A Synopsis of the Play
One evening, on a lonely country road near a tree, two elderly men—half-tramp, half-clown—are waiting for someone of the name of Godot who, they hope, will do something for them. The two men, Estragon (“Gogo”) and Vladimir (“Didi”) are not sure what exactly Godot will do for them, any more than they know for certain whether they have come to the right place on the appointed day. They occupy the time as best they can until the arrival there of Pozzo, a local landowner, on his way to the fair to sell his slave Lucky. Pozzo halts a while with Estragon and Vladimir, eats a meal in their presence, even granting them the bones which his slave rejects, and then in gratitude for their society makes Lucky dance and next think aloud for their entertainment. The three become so agitated by Lucky’s intellectual performance that they all set upon him and silence him. Soon Pozzo takes his leave, driving Lucky before him. Estragon and Vladimir have not been alone many moments together before a small boy appears with the news that Mr. Godot “won’t come this evening but surely tomorrow”. The boy departs; night falls, abruptly; and after briefly contemplating suicide by hanging themselves from the tree, the two men decide to leave but, despite their decision to go, do not move as the curtain falls.
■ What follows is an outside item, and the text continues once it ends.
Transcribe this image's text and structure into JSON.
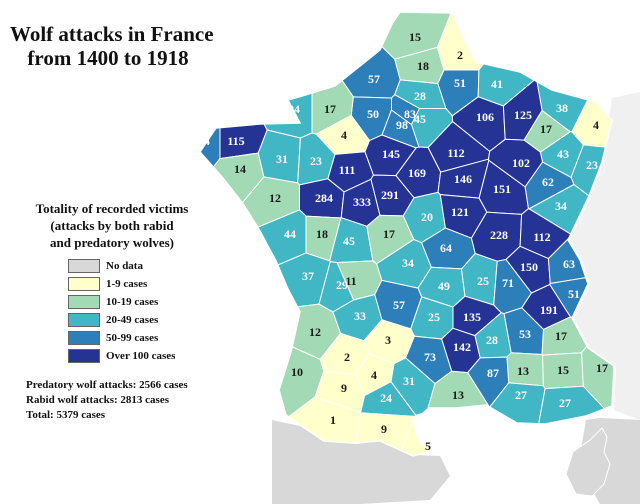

The curtain rises the next day on a scene identical except for the fact that the tree has put forth a few leaves. Vladimir is joined on the stage by Estragon and much the same things happen, except that when Pozzo and Lucky appear (from the side they made their exit in Act I), Pozzo happens to have gone blind and Lucky dumb. All four collapse on top of one another and then somehow manage to get up again. Pozzo becomes exasperated at Vladimir’s questions about time, saying furiously that life itself is only a brief instant. Pozzo leaves, driving Lucky before him, from the side he had entered in Act I. After another brief interval the boy comes again and delivers the same message as before. The sun sets; the moon rises abruptly; the two men again contemplate suicide; and then, despite their agreement to leave, make no movement as the curtain falls. So ends the play in which, as one critic has wittily put it, nothing happens, twice.